Online Drive Replacement: BTRFS with RAID 6

1

on a testing machine I installed four HDDs and they are configured as RAID6. For a test I removed one of the drives (/dev/sdk) while the volume was mounted and data was written to it. This worked well, as far as I can see. Some I/O errors were written to /var/log/syslog, but the volume kept working. Unfortunately the command "btrfs fi sh" did not show any missing drives. So I remounted the volume in degraded mode: "mount -t btrfs /dev/sdx1 -o remount,rw,degraded,noatime /mnt". This way the drive in question was reported as missing. Then I plugged in the HDD again (it is of course /dev/sdk again) and started a balancing: "btrfs filesystem balance start /mnt". Now the volume looks like this:

$ btrfs fi sh
Label: none  uuid: 28410e37-77c1-4c01-8075-0d5068d9ffc2
    Total devices 4 FS bytes used 257.05GiB
    devid    1 size 465.76GiB used 262.03GiB path /dev/sdi1
    devid    2 size 465.76GiB used 262.00GiB path /dev/sdj1
    devid    3 size 465.76GiB used 261.03GiB path /dev/sdh1
    devid    4 size 465.76GiB used 0.00 path /dev/sdk1

How do I reinitiate /dev/sdk1? Running "$ btrfs fi ba start /mnt" does not help. I tried to remove the hdd, but

$ btrfs de de /dev/sdk1 /mnt/
ERROR: error removing the device '/dev/sdk1' - unable to go below four devices on raid6 

A replacement does not work this way either:

$ btrfs replace start -f -r /dev/sdk1 /dev/sdk1 /mnt
/dev/sdk1 is mounted

Are there other ways to replace/reinitiate the hdd then converting to RAID 5?

Oliver R.

Posted 2014-11-28T08:46:23.397

Reputation: 188

Should I better post this to ServerFault? If so, could an admin please move this question? – Oliver R. – 2014-11-28T13:59:25.863

1What does btrfs scrub say? – basic6 – 2015-07-08T19:07:31.923

Answers

1

I have repeated this test on a test system running kernel 4.3.

Like you, I have created a BTRFS RAID-6 array with 4 drives:

# mkfs.btrfs -m raid6 -d raid6 /dev/sdb /dev/sdc /dev/sdd /dev/sde

I then mounted it and started writing data on it.

While that was going on, I removed one of the drives. Of course, this caused a lot of error messages in the log and everywhere. But as expected, the write process was not interrupted and no files were damaged.

More importantly, BTRFS increased its error counts (dev stats) for write and flush errors. So if this was a production system, it would be monitored, a cronjob such as this one would have generated a notification email:

MAILTO=admin@myserver.com
@hourly /sbin/btrfs device stats /mnt/tmp | grep -vE ' 0$'

Then, I did not run a balance but a scrub, because I wanted BTRFS to scan the full filesystem and fix all errors, which is exactly what a scrub does.
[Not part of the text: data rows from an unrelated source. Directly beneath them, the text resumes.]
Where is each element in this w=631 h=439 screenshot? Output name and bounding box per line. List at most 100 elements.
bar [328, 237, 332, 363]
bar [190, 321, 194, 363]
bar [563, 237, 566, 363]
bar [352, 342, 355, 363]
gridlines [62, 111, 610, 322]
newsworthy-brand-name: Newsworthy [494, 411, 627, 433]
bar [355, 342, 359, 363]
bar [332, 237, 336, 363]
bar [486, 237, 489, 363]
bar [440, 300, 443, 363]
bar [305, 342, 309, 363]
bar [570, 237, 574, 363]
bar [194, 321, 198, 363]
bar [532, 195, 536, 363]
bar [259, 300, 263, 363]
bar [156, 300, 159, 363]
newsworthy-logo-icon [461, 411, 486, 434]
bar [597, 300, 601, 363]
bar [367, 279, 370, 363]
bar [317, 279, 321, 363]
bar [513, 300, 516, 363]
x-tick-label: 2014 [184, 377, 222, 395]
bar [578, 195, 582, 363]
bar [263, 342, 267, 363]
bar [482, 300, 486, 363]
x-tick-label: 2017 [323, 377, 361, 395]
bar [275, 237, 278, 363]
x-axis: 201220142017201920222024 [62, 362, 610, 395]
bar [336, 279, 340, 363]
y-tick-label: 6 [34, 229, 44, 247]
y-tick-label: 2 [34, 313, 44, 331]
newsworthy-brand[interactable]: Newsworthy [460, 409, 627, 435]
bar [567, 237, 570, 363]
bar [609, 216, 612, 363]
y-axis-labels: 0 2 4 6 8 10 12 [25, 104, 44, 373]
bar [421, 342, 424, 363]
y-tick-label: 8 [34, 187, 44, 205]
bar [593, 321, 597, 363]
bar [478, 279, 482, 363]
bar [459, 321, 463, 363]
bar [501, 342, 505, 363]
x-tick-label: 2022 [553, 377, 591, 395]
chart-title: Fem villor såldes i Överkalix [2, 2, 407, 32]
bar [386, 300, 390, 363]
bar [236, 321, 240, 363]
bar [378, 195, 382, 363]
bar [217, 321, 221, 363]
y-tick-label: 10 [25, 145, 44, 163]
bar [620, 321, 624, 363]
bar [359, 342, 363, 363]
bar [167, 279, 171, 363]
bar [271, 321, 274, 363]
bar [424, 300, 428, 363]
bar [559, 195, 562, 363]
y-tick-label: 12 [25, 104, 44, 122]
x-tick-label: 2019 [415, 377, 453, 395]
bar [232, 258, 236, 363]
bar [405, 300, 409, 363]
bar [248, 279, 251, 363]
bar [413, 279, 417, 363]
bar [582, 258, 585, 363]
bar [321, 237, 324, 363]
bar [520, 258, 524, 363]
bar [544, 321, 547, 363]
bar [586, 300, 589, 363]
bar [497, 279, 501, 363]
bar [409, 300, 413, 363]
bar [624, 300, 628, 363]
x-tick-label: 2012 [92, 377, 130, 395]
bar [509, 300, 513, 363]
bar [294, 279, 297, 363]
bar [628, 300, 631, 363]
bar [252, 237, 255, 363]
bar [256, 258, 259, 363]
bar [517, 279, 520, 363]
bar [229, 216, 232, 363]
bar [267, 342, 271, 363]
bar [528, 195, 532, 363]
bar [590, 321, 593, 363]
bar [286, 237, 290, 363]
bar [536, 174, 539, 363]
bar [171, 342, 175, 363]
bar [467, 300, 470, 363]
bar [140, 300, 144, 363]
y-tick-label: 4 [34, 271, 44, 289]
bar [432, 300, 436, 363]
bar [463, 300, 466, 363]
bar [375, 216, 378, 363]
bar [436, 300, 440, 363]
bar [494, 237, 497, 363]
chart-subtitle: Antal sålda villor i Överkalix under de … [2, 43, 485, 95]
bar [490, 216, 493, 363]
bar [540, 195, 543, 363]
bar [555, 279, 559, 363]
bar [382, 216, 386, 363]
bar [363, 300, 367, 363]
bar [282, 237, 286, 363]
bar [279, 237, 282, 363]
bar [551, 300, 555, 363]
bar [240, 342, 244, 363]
# btrfs scrub start -B /mnt/tmp

Finally, I reset the BTRFS error counts back to zero (this would stop the warning messages if this filesystem was being monitored):

# btrfs device stats -z /mnt/tmp

Another scrub found no more errors.

And the file that I was writing during the test is correct. Its MD5 sum matches the original.
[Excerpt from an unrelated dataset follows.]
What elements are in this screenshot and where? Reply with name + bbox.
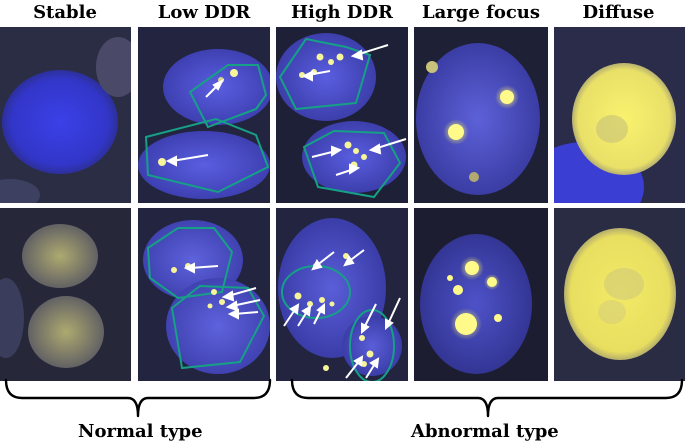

Of course, every test is different. If the 3rd drive (sdd) is assigned a new name like sdf, you can replace it with itself, effectively resilvering it:

# btrfs replace start 3 /dev/sdf /mnt/tmp

By the way, you mentioned removing a drive. You don't need to do that, it will only mix up your devids and be inefficient. The replace command has been around like forever.

Btw. in one case, BTRFS caused the test system to crash while I was trying to read from the damaged filesystem before I ran the scrub. After all, unlike most parts of this filesystem, BTRFS RAID-5/RAID-6 is still considered experimental (although it's constantly being improved, so this statement may be outdated, this is for 4.3). But this was only one single time, I repeated the test and it didn't crash then. Also, this tells us that even though BTRFS RAID-6 could crash while it's still experimental, it protects your data and a scrub tells you reliably if there are errors because it uses the stored checksums to verify the files.

I have also repeated the test, causing errors on 2 drives. This is a RAID-6 so this also worked as expected. Everything was fine after a scrub.

basic6

Posted 2014-11-28T08:46:23.397

Reputation: 2 032